According to Lavi's account, Silberman did most of the talking: "I believe he is the one who told me that "Mr. Lavi, we have one government at a time.' I took it that they do not want to interfere, but it turned out to be, I found out later on, that that's not the case. The Reagan-Bush campaign made a deal with the Iranians together with the help of the Israelis for the supply of arms to Iran."
I also interviewed Lavi's lawyer, Mitchell Rogovin, who was a former CIA counsel and then a senior adviser to the independent presidential campaign of Republican Congressman John Anderson. Rogovin said he was not aware of any Lavi meeting with Allen, Silberman and McFarlane.
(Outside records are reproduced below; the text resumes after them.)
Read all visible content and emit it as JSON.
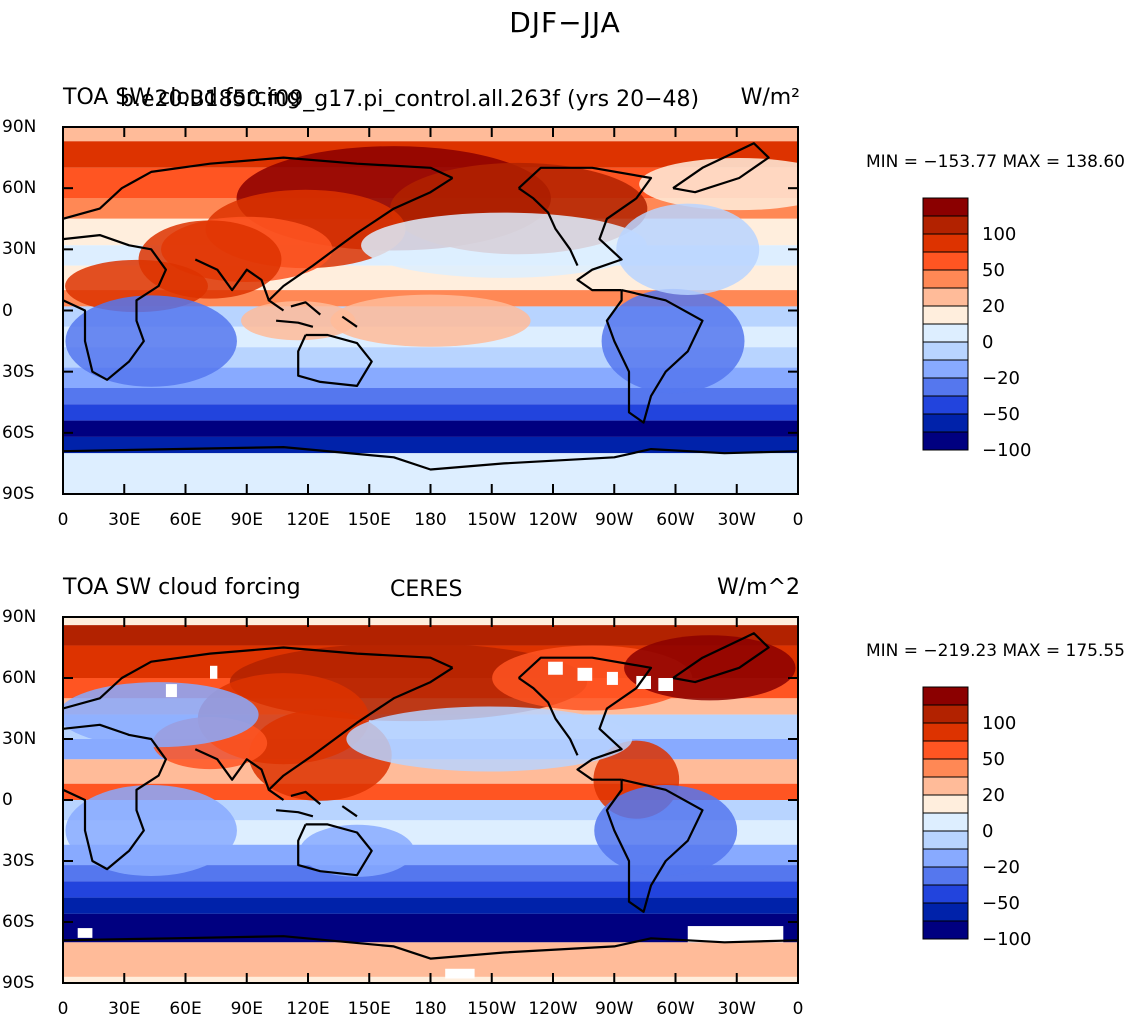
{
  "title": "DJF−JJA",
  "panels": [
    {
      "left_label": "TOA SW cloud forcing",
      "center_label": "b.e20.B1850.f09_g17.pi_control.all.263f (yrs 20−48)",
      "right_label": "W/m²",
      "min_max": "MIN = −153.77  MAX = 138.60",
      "has_missing": false
    },
    {
      "left_label": "TOA SW cloud forcing",
      "center_label": "CERES",
      "right_label": "W/m^2",
      "min_max": "MIN = −219.23  MAX = 175.55",
      "has_missing": true
    }
  ],
  "lat_labels": [
    "90N",
    "60N",
    "30N",
    "0",
    "30S",
    "60S",
    "90S"
  ],
  "lon_labels": [
    "0",
    "30E",
    "60E",
    "90E",
    "120E",
    "150E",
    "180",
    "150W",
    "120W",
    "90W",
    "60W",
    "30W",
    "0"
  ],
  "colorbar_labels": [
    "100",
    "50",
    "20",
    "0",
    "−20",
    "−50",
    "−100"
  ],
  "colorbar_colors": [
    "#8b0000",
    "#b22200",
    "#dd3300",
    "#ff5522",
    "#ff8855",
    "#ffbb99",
    "#ffeedd",
    "#ddeeff",
    "#b8d4ff",
    "#88aaff",
    "#5577ee",
    "#2244dd",
    "#0022aa",
    "#000080"
  ]
}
But Rogovin pulled out his calendar for that period and showed me that he had set up Lavi with a meeting on the morning of Oct. 2 with a CIA officer.
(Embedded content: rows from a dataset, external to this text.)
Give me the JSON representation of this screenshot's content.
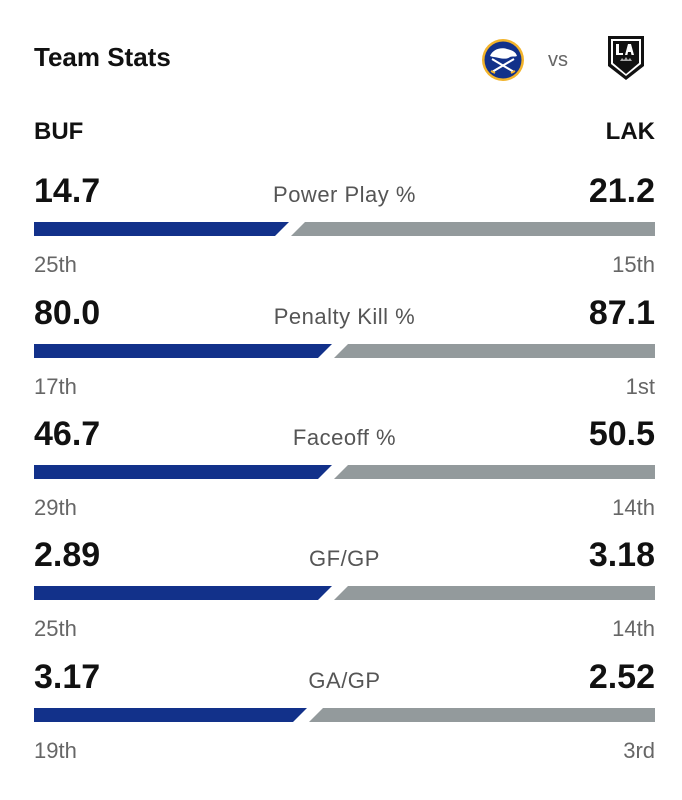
{
  "header": {
    "title": "Team Stats",
    "vs_label": "vs",
    "home_logo_icon": "sabres-logo-icon",
    "away_logo_icon": "kings-logo-icon"
  },
  "teams": {
    "left": "BUF",
    "right": "LAK",
    "left_color": "#12318a",
    "right_color": "#939a9c"
  },
  "stats": [
    {
      "label": "Power Play %",
      "left_value": "14.7",
      "right_value": "21.2",
      "left_rank": "25th",
      "right_rank": "15th",
      "left_share": 0.41
    },
    {
      "label": "Penalty Kill %",
      "left_value": "80.0",
      "right_value": "87.1",
      "left_rank": "17th",
      "right_rank": "1st",
      "left_share": 0.48
    },
    {
      "label": "Faceoff %",
      "left_value": "46.7",
      "right_value": "50.5",
      "left_rank": "29th",
      "right_rank": "14th",
      "left_share": 0.48
    },
    {
      "label": "GF/GP",
      "left_value": "2.89",
      "right_value": "3.18",
      "left_rank": "25th",
      "right_rank": "14th",
      "left_share": 0.48
    },
    {
      "label": "GA/GP",
      "left_value": "3.17",
      "right_value": "2.52",
      "left_rank": "19th",
      "right_rank": "3rd",
      "left_share": 0.44
    }
  ]
}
A partially declassified CIA memo has since confirmed that a CIA officer did meet with Lavi, starting at 10:30 a.m. The meeting lasted 55 minutes and involved Lavi proposing "delivery of $8 million to $10 million of F-14 spare parts" as part of a swap for the 52 American hostages, the memo said.
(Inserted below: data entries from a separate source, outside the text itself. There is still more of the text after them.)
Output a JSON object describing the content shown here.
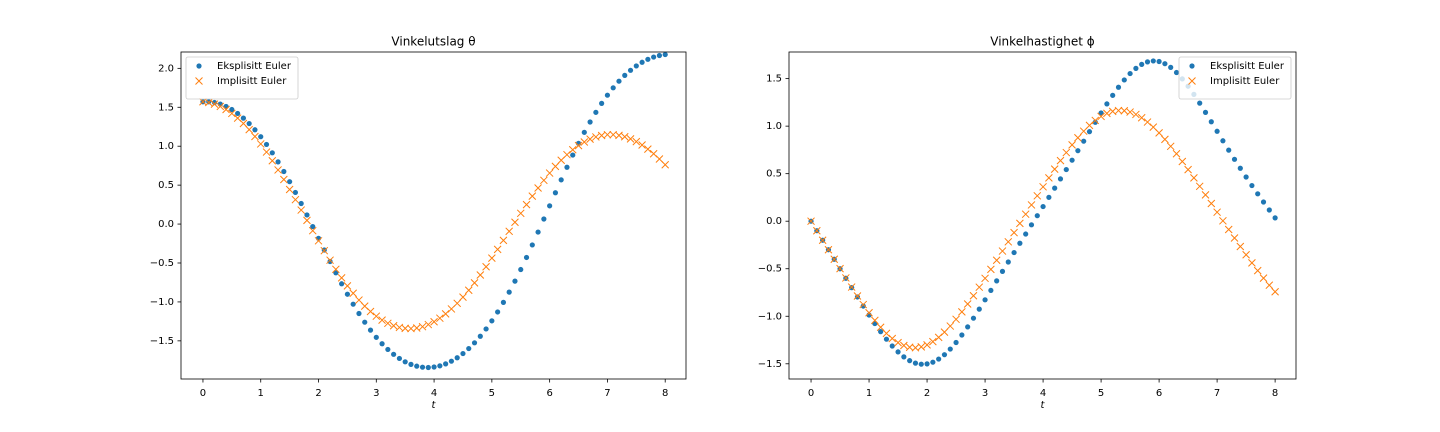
{
  "chart_data": [
    {
      "type": "scatter",
      "title": "Vinkelutslag θ",
      "x_label": "t",
      "legend": "upper left",
      "grid": false,
      "x": [
        0,
        0.1,
        0.2,
        0.3,
        0.4,
        0.5,
        0.6,
        0.7,
        0.8,
        0.9,
        1,
        1.1,
        1.2,
        1.3,
        1.4,
        1.5,
        1.6,
        1.7,
        1.8,
        1.9,
        2,
        2.1,
        2.2,
        2.3,
        2.4,
        2.5,
        2.6,
        2.7,
        2.8,
        2.9,
        3,
        3.1,
        3.2,
        3.3,
        3.4,
        3.5,
        3.6,
        3.7,
        3.8,
        3.9,
        4,
        4.1,
        4.2,
        4.3,
        4.4,
        4.5,
        4.6,
        4.7,
        4.8,
        4.9,
        5,
        5.1,
        5.2,
        5.3,
        5.4,
        5.5,
        5.6,
        5.7,
        5.8,
        5.9,
        6,
        6.1,
        6.2,
        6.3,
        6.4,
        6.5,
        6.6,
        6.7,
        6.8,
        6.9,
        7,
        7.1,
        7.2,
        7.3,
        7.4,
        7.5,
        7.6,
        7.7,
        7.8,
        7.9,
        8
      ],
      "xlim": [
        -0.38,
        8.36
      ],
      "xticks": [
        0,
        1,
        2,
        3,
        4,
        5,
        6,
        7,
        8
      ],
      "ylim": [
        -1.99,
        2.21
      ],
      "yticks": [
        {
          "value": -1.5,
          "label": "−1.5"
        },
        {
          "value": -1.0,
          "label": "−1.0"
        },
        {
          "value": -0.5,
          "label": "−0.5"
        },
        {
          "value": 0,
          "label": "0.0"
        },
        0.5,
        {
          "value": 1.0,
          "label": "1.0"
        },
        1.5,
        {
          "value": 2.0,
          "label": "2.0"
        }
      ],
      "series": [
        {
          "name": "Eksplisitt Euler",
          "color": "#1f77b4",
          "marker": "dot",
          "values": [
            1.571,
            1.571,
            1.561,
            1.541,
            1.511,
            1.471,
            1.421,
            1.361,
            1.291,
            1.211,
            1.122,
            1.023,
            0.915,
            0.799,
            0.675,
            0.544,
            0.406,
            0.264,
            0.117,
            -0.032,
            -0.183,
            -0.333,
            -0.481,
            -0.626,
            -0.767,
            -0.901,
            -1.029,
            -1.149,
            -1.26,
            -1.362,
            -1.455,
            -1.537,
            -1.61,
            -1.673,
            -1.726,
            -1.769,
            -1.802,
            -1.825,
            -1.838,
            -1.842,
            -1.836,
            -1.821,
            -1.796,
            -1.761,
            -1.717,
            -1.663,
            -1.599,
            -1.525,
            -1.441,
            -1.347,
            -1.243,
            -1.129,
            -1.006,
            -0.874,
            -0.733,
            -0.584,
            -0.429,
            -0.268,
            -0.103,
            0.065,
            0.234,
            0.402,
            0.568,
            0.73,
            0.886,
            1.036,
            1.178,
            1.311,
            1.435,
            1.55,
            1.655,
            1.75,
            1.835,
            1.91,
            1.975,
            2.031,
            2.078,
            2.116,
            2.145,
            2.165,
            2.177
          ]
        },
        {
          "name": "Implisitt Euler",
          "color": "#ff7f0e",
          "marker": "x",
          "values": [
            1.571,
            1.561,
            1.541,
            1.511,
            1.471,
            1.421,
            1.361,
            1.292,
            1.213,
            1.125,
            1.029,
            0.925,
            0.813,
            0.695,
            0.572,
            0.444,
            0.313,
            0.18,
            0.047,
            -0.085,
            -0.215,
            -0.342,
            -0.464,
            -0.581,
            -0.691,
            -0.794,
            -0.889,
            -0.976,
            -1.054,
            -1.123,
            -1.183,
            -1.234,
            -1.275,
            -1.306,
            -1.328,
            -1.34,
            -1.342,
            -1.335,
            -1.318,
            -1.291,
            -1.255,
            -1.209,
            -1.154,
            -1.09,
            -1.018,
            -0.938,
            -0.85,
            -0.755,
            -0.654,
            -0.548,
            -0.438,
            -0.325,
            -0.209,
            -0.093,
            0.023,
            0.138,
            0.25,
            0.359,
            0.463,
            0.562,
            0.655,
            0.741,
            0.82,
            0.891,
            0.954,
            1.008,
            1.054,
            1.091,
            1.119,
            1.138,
            1.148,
            1.148,
            1.139,
            1.121,
            1.094,
            1.059,
            1.015,
            0.963,
            0.903,
            0.836,
            0.762
          ]
        }
      ]
    },
    {
      "type": "scatter",
      "title": "Vinkelhastighet ϕ",
      "x_label": "t",
      "legend": "upper right",
      "grid": false,
      "x": [
        0,
        0.1,
        0.2,
        0.3,
        0.4,
        0.5,
        0.6,
        0.7,
        0.8,
        0.9,
        1,
        1.1,
        1.2,
        1.3,
        1.4,
        1.5,
        1.6,
        1.7,
        1.8,
        1.9,
        2,
        2.1,
        2.2,
        2.3,
        2.4,
        2.5,
        2.6,
        2.7,
        2.8,
        2.9,
        3,
        3.1,
        3.2,
        3.3,
        3.4,
        3.5,
        3.6,
        3.7,
        3.8,
        3.9,
        4,
        4.1,
        4.2,
        4.3,
        4.4,
        4.5,
        4.6,
        4.7,
        4.8,
        4.9,
        5,
        5.1,
        5.2,
        5.3,
        5.4,
        5.5,
        5.6,
        5.7,
        5.8,
        5.9,
        6,
        6.1,
        6.2,
        6.3,
        6.4,
        6.5,
        6.6,
        6.7,
        6.8,
        6.9,
        7,
        7.1,
        7.2,
        7.3,
        7.4,
        7.5,
        7.6,
        7.7,
        7.8,
        7.9,
        8
      ],
      "xlim": [
        -0.38,
        8.36
      ],
      "xticks": [
        0,
        1,
        2,
        3,
        4,
        5,
        6,
        7,
        8
      ],
      "ylim": [
        -1.66,
        1.78
      ],
      "yticks": [
        {
          "value": -1.5,
          "label": "−1.5"
        },
        {
          "value": -1.0,
          "label": "−1.0"
        },
        {
          "value": -0.5,
          "label": "−0.5"
        },
        {
          "value": 0,
          "label": "0.0"
        },
        0.5,
        {
          "value": 1.0,
          "label": "1.0"
        },
        1.5
      ],
      "series": [
        {
          "name": "Eksplisitt Euler",
          "color": "#1f77b4",
          "marker": "dot",
          "values": [
            0,
            -0.1,
            -0.2,
            -0.3,
            -0.4,
            -0.5,
            -0.6,
            -0.699,
            -0.797,
            -0.893,
            -0.987,
            -1.077,
            -1.162,
            -1.241,
            -1.313,
            -1.375,
            -1.427,
            -1.467,
            -1.493,
            -1.504,
            -1.501,
            -1.483,
            -1.45,
            -1.404,
            -1.345,
            -1.276,
            -1.197,
            -1.112,
            -1.02,
            -0.925,
            -0.827,
            -0.728,
            -0.628,
            -0.528,
            -0.429,
            -0.33,
            -0.232,
            -0.135,
            -0.038,
            0.058,
            0.154,
            0.251,
            0.348,
            0.445,
            0.543,
            0.642,
            0.742,
            0.842,
            0.942,
            1.041,
            1.139,
            1.234,
            1.324,
            1.409,
            1.486,
            1.553,
            1.608,
            1.65,
            1.676,
            1.686,
            1.68,
            1.657,
            1.618,
            1.564,
            1.497,
            1.42,
            1.334,
            1.242,
            1.145,
            1.046,
            0.946,
            0.846,
            0.748,
            0.651,
            0.557,
            0.465,
            0.375,
            0.288,
            0.202,
            0.118,
            0.035
          ]
        },
        {
          "name": "Implisitt Euler",
          "color": "#ff7f0e",
          "marker": "x",
          "values": [
            0,
            -0.1,
            -0.2,
            -0.3,
            -0.4,
            -0.499,
            -0.597,
            -0.693,
            -0.787,
            -0.877,
            -0.963,
            -1.043,
            -1.116,
            -1.18,
            -1.234,
            -1.277,
            -1.308,
            -1.326,
            -1.331,
            -1.322,
            -1.301,
            -1.267,
            -1.222,
            -1.167,
            -1.103,
            -1.032,
            -0.954,
            -0.871,
            -0.784,
            -0.694,
            -0.601,
            -0.507,
            -0.411,
            -0.314,
            -0.217,
            -0.12,
            -0.023,
            0.074,
            0.171,
            0.267,
            0.362,
            0.456,
            0.548,
            0.637,
            0.722,
            0.803,
            0.878,
            0.947,
            1.008,
            1.06,
            1.102,
            1.134,
            1.155,
            1.164,
            1.162,
            1.148,
            1.123,
            1.088,
            1.043,
            0.99,
            0.929,
            0.861,
            0.788,
            0.71,
            0.628,
            0.543,
            0.456,
            0.367,
            0.277,
            0.186,
            0.095,
            0.004,
            -0.087,
            -0.177,
            -0.266,
            -0.353,
            -0.438,
            -0.52,
            -0.599,
            -0.673,
            -0.742
          ]
        }
      ]
    }
  ]
}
Though that proposal went nowhere, the CIA memo confirmed that Lavi was promoting a plan similar to the one he claimed to outline to the Reagan campaign representatives later that same day.
A Stunning Entry
The House Task Force investigation, which half-heartedly looked into the so-called October Surprise case in 1992, obtained other Rogovin notes, including an entry for Sept. 29, 1980, indicating that Rogovin had called senior CIA official John McMahon about Lavi's proposal and had arranged for the Oct. 2 meeting.
But the following Rogovin entry after the McMahon phone call was stunning. It read: "Larry Silberman -- still very nervous/will recommend " against us this P.M. I said $250,000 -- he said why even bother."
When I called Rogovin back and asked what that entry meant, he said the Anderson campaign was seeking a loan from Crocker National Bank where Silberman coincidentally served as legal counsel. The note meant that Silberman was planning to advise the bank officers against the loan, Rogovin said. "Silberman was nervous about lending the money," Rogovin said (though Crocker ultimately did extend a line of credit to the Anderson campaign).
I asked Rogovin if the Lavi hostage plan might have come up during the conversation with Silberman. "There was no discussion of the Lavi proposal," Rogovin said. But Rogovin acknowledged that Silberman was a friend from the Ford administration when both men had worked on intelligence issues -- Rogovin as CIA counsel and Silberman as deputy attorney general.
So there was at least the plausibility of two friends interested in intelligence matters chatting about Iran, especially since Rogovin's client was busy promoting a hostage deal and Silberman was one of the Reagan campaign officials tasked with keeping tabs on Carter's Iran-hostage negotiations.
After Reagan was elected, Silberman was named a judge on the U.S. Court of Appeals in Washington and moved into a house next door to Rogovin. Their friendship flourished and the two men bought a boat together. So there also was a reason Rogovin might have played down the Lavi-Silberman connection when I talked with him in the early 1990s. He may have wanted to avoid embarrassing or implicating his friend, Silberman.
An Israeli View
Israeli intelligence officer Ben-Menashe offered another account of the L'Enfant Plaza meeting. In Ben-Menashe's version, Lavi -- an Iranian Jew living in the United States and working with the Israeli government -- was involved as a coordinator for the meeting, but he was accompanied by Ben-Menashe and another Iranian, Ahmed Omshei.
Ben-Menashe said the message to the three Republicans was that Israel's Likud government of Prime Minister Menachem Begin was now tilting in favor of an immediate resolution of the Iran hostage crisis because of the outbreak of the Iran-Iraq War in mid-September.
If the American hostages could be freed in early October, the way would be cleared for Israel to sell a wider array of military hardware to Iran, which was then under pressure from the Iraqi invasion, Ben-Menashe said. That, of course, would have been bad news for the Reagan campaign, which feared that a resolution of the crisis before the November election -- the so-called October Surprise -- might give President Carter a major boost toward reelection.